A week of confusion.

So, apparently this whole $700 Billion problem started last Thursday, and while its certainly not resolved yet, at least today on C-SPAN they clarified what exactly this whole mess is about, and then tonight the president gave a brief clarification in a format that people might actually watch. As one of the representatives explained it to Paulson "There are a small group of people inside the beltway and on Wall Street who understand what is going on. When you throw a $700,000,000,000 figure out to the general public without explaining yourself, thats when you get 85% opposition." I'm paraphrasing of course, but that was the gist of it and I thought "Yes, finally they'll clarify this nonsense!" And they did, sort of. I had to watch and read some more stuff, but it seems like (In case you don't know) all those nasty foreclosures and bad loans and other real estate garbage we've been dealing with for the past year finally reached a breaking point with companies like AIG and Lehman Brothers and Fannie Mae, etc. being the "First Dominoes" if you will.

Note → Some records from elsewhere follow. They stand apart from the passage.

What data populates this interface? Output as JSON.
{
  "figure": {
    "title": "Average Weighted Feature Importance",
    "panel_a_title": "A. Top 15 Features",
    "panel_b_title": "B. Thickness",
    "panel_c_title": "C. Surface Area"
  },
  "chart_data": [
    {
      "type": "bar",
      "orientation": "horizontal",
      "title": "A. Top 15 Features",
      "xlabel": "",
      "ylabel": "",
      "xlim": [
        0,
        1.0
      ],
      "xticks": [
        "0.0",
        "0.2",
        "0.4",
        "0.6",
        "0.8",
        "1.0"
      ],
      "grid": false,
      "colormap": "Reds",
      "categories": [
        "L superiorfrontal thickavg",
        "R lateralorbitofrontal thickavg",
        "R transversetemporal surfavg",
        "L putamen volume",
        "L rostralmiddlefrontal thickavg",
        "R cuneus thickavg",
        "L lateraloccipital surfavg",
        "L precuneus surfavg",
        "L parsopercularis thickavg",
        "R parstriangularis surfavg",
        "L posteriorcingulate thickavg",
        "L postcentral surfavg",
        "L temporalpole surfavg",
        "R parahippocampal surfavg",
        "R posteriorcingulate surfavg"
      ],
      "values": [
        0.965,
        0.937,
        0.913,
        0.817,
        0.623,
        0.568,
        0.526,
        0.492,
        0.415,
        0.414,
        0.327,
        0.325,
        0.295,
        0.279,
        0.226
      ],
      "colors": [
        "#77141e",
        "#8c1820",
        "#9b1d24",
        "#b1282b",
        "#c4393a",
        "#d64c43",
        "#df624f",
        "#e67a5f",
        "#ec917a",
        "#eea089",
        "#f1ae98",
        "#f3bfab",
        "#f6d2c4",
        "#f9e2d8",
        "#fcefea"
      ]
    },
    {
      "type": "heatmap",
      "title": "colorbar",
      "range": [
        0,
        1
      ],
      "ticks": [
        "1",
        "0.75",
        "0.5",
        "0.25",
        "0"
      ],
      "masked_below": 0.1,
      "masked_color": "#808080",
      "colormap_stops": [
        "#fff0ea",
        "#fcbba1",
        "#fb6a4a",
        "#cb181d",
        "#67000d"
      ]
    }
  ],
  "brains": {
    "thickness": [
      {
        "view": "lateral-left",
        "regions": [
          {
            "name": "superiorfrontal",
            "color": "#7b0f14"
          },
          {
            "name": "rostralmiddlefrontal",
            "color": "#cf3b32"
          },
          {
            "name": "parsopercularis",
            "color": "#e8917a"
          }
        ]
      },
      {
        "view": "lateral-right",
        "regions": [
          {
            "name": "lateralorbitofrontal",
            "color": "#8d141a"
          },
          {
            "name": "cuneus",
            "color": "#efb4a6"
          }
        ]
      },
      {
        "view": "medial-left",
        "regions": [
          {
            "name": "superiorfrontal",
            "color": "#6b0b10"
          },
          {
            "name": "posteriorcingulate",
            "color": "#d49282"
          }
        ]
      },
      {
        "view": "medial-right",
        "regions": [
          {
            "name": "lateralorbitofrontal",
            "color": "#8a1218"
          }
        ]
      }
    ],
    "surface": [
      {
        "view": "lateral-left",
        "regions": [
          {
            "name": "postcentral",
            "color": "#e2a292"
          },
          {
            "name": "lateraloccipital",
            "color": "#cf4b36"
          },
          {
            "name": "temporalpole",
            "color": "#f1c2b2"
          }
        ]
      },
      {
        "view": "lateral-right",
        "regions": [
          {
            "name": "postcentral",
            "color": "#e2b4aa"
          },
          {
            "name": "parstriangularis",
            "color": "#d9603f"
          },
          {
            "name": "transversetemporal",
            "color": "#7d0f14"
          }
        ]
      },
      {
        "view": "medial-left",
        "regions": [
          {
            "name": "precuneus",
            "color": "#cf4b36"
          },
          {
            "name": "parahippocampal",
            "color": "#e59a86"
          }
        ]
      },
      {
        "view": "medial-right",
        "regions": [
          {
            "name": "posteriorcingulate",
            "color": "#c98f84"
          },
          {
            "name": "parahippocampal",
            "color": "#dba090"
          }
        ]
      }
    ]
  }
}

Its like one of those cool displays where 1 tips 2, which tips 3, and soon you've got this giant cool looking V in the middle of your lair. From my understanding, the government wants to buy a good chunk of the foreclosures and such (Thus giving these dying companies that glutted on real estate some money) and then sell them back later for more money. In theory it seems like a good idea, but there's no guarentee it will work, and if this fails we really will be screwed. If we don't do it, tthen it seems like a whole bunch of companies and banks will go under which will also hurt a lot of people.

So the way I see it, and I could be wrong as I'm no expert, is that we're definitely going to have problems if we don't do it, we'll definitely still have relatively lesser problems even if we do (Thats the great thing, it won't really fix the problem, oi) but there's a possibility that the money and strings attatched oversight of that money won't fix the problem. Or we could use a quicksand analogy: We could stay in the quicksand and hope we touch bottom, or we could grab this thing that looks like a vine, but might be a snake and either way we'd have to move around in the quicksand which is going to sink us faster before we can even try to grab it.

To modify a familiar phrase: "Damned if we do maybe damned if we don't."